You don’t have to be insane to work in air cargo … but it may help
IN 35 years of peering through the unwashed windows and dusty lace curtains, I’ve never come across anyone who actually planned to live in air cargo street, writes Nigel Tomkins.
No-one woke up one morning, wiped the sleep from his or her eyes and sanely declared to the world: I desperately want to be an airfreight forwarder.
Sadly, the widespread paucity of air cargo acknowledgment starts from a young age. As far as I am aware, you can’t do ‘O’ level or High School diploma exams in air cargo and there are few university degrees which focus squarely on freight forwarding (except, perhaps, if you work for Panalpina). You can, though, obtain qualifications in mental health management, or maybe sewage mechanics.
No careers advisor at any school I know of included air cargo in the list of potentially exciting career paths offered to pupils. It was always the same old list of banking, teaching, medicine, law, retail, fireman, airline pilot, marketing, town planning, air traffic control or – if you went to a particularly liberal school – that list might also have included the sex industry, tattooing, internet scamming, stand-up comedy, the US presidency and alternative hairdressing.
It is no surprise then that you will not find air cargo in the all-time top-100 global list of excellent career choices.

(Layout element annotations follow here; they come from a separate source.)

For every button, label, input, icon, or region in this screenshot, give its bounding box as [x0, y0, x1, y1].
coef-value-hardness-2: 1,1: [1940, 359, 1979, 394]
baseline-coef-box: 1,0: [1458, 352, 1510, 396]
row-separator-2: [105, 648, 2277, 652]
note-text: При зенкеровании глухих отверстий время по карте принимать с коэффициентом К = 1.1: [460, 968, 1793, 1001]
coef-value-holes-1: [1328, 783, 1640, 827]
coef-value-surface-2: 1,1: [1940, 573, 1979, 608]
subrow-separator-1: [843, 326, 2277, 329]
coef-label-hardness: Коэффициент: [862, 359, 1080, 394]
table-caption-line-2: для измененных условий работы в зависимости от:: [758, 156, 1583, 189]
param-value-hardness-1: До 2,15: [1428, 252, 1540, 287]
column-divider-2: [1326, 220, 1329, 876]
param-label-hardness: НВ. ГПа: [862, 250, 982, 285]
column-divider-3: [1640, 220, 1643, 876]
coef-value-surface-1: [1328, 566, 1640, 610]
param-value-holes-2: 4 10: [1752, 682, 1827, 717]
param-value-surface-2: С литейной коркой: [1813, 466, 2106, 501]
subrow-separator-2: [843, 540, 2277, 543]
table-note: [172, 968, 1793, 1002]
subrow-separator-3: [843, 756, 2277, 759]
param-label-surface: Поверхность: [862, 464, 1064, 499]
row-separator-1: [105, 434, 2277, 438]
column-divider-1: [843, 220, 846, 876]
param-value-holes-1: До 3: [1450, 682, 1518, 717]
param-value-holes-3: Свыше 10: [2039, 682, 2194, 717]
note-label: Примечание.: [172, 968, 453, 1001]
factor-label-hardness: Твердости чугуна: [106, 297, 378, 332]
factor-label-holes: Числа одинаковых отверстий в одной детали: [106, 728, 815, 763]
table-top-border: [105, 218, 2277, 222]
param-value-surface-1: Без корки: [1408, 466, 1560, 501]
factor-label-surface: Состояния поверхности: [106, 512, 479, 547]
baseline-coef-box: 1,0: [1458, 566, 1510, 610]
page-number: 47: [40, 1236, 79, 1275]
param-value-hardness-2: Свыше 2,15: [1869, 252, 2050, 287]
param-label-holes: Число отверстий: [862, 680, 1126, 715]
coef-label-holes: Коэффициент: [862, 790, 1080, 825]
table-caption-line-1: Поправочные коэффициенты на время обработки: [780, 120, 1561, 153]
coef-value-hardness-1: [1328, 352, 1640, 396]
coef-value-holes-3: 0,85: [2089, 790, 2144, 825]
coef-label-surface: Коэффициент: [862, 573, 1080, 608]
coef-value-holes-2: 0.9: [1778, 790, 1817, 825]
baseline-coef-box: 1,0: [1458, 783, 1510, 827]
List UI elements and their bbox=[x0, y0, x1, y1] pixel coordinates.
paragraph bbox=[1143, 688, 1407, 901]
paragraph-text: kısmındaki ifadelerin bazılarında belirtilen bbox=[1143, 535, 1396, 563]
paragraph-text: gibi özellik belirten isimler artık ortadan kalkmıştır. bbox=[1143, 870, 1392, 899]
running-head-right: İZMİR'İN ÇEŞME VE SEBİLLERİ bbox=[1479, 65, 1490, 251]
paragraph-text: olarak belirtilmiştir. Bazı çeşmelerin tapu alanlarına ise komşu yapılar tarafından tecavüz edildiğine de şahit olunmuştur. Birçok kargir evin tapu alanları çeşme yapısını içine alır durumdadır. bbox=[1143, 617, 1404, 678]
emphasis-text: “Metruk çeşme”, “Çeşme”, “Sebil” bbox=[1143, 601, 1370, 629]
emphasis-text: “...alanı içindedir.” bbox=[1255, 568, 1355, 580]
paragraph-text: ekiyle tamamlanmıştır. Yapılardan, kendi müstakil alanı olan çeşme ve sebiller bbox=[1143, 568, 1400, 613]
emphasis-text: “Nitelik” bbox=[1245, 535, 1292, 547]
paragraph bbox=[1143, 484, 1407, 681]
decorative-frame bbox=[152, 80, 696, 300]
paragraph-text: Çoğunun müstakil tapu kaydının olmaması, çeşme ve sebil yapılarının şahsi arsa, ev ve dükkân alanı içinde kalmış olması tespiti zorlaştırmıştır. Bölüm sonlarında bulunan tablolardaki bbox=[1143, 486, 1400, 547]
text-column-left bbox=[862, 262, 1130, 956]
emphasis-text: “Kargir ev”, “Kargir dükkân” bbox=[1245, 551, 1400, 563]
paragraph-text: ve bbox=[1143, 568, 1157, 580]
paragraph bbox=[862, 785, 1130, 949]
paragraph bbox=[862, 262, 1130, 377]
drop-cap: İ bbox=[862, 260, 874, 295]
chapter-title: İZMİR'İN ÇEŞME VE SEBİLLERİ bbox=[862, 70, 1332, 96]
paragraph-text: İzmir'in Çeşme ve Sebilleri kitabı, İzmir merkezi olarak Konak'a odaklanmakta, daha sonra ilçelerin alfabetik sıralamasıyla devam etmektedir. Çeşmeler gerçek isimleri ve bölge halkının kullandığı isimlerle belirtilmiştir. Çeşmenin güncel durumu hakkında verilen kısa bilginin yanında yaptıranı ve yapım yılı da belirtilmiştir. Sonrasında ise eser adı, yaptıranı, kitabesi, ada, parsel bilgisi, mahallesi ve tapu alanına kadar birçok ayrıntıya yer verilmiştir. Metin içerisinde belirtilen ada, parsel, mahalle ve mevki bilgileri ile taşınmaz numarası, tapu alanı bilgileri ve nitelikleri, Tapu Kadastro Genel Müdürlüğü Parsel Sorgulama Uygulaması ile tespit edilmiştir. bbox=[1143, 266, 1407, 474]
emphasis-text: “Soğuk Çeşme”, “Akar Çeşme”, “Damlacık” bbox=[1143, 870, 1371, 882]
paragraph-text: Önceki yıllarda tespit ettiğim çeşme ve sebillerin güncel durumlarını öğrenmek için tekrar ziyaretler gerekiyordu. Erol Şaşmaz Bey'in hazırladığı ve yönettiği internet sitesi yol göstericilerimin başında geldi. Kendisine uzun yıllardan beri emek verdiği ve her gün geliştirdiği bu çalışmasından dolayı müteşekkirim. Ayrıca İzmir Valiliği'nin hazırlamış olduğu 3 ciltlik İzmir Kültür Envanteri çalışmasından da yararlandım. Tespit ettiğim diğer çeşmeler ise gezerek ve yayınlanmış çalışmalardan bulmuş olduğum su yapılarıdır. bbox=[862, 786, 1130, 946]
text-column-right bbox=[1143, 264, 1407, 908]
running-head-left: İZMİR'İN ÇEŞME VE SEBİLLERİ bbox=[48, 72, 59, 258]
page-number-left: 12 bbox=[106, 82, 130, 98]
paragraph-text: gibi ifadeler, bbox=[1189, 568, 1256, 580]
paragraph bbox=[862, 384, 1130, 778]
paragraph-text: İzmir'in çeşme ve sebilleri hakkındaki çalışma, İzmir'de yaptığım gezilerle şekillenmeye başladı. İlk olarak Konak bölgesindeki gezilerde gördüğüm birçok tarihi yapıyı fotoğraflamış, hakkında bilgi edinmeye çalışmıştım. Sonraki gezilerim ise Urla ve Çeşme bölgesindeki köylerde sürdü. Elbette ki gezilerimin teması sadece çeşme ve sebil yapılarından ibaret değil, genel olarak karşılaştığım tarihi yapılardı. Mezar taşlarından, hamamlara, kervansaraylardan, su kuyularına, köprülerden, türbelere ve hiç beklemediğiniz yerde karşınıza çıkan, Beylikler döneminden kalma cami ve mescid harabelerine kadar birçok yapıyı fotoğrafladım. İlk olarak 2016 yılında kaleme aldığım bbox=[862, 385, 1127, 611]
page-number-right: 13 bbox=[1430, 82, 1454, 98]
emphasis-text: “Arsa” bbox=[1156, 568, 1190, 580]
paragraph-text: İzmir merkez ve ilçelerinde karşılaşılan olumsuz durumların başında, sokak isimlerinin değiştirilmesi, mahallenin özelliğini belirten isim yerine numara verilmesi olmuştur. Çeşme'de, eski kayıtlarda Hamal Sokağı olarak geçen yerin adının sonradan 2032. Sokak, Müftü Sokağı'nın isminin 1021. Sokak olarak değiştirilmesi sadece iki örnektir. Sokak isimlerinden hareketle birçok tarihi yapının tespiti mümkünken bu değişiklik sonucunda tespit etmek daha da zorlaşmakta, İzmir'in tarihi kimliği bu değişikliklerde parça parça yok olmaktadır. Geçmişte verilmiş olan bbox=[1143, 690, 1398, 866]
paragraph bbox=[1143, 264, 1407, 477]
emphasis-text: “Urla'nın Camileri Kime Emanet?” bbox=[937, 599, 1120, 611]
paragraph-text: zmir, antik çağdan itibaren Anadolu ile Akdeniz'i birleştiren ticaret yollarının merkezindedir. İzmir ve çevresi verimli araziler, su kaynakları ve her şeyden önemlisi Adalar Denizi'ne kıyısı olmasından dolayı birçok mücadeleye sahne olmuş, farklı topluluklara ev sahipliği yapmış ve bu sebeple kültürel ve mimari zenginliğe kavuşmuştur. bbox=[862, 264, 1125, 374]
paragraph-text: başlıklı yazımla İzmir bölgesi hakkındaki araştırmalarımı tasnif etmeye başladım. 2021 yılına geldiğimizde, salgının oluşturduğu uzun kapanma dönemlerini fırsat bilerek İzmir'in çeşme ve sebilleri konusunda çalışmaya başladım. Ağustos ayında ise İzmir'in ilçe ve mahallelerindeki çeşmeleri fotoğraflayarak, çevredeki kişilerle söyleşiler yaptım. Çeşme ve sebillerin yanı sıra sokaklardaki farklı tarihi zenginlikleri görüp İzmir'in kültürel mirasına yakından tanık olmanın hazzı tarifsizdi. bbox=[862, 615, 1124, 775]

So how did all you people end up in air cargo? Mostly by default, I reckon. You probably started out as bankers, librarians or accountants, got bored within a few months and – probably because your parents lived near an airport – ended up getting a job at a local forwarding/warehouse/airline/trucking/packaging/distribution type of company. It’s possible that you started work in an airline’s passenger division – and then got ‘promoted’ to the cargo department.
You didn’t know it at the time, of course, but that was possibly the beginning of the end for your sanity. Suddenly, and virtually without warning, you were on the path to a career in air cargo. Welcome to the madhouse.
So, what did you find when you entered the front door? To start with was the faded wallpaper, the questionable smells … followed by a winding path of low pay, low expectations, poor mentoring, insane unsocial hours, universally poor spelling, grubby workplace conditions, bad office locations, a dog-eat-dog culture and, perhaps the most useful qualification/condition of all: an all-embracing sense of humour.
Let’s face it, if you are fiercely proud of your air cargo career, then you probably haven’t bothered to read this far. If you have, it possibly explains why I have never met a single pompous air cargo professional. Pomposity is for bankers, politicians, aristocrats, committee people hell-bent on moving up the ladder, traffic wardens and those corporate business executives guilty of the same repeatable ‘we are delighted’ quotation clichés which fill so many disingenuous air cargo industry press releases.
That’s why I have compiled this top-five list of critically needed qualities you may require in order to succeed in the air cargo industry. The list probably includes:
- Unremitting patience
- Black humour
- Technological naivéty
- Lack of originality
- Rampant entrepreneurialism
On the other hand, it seems to me that what you don’t need to be a success in air cargo may include the following:
- Tech-savvy brilliance
- Artistic creativity
- Military precision
- A sense of romance
- Sartorial elegance
In the meantime, if you chose banking instead of airfreight, I’d like to remind you that a bank is a place that will lend you money only when you can prove that you don’t need it.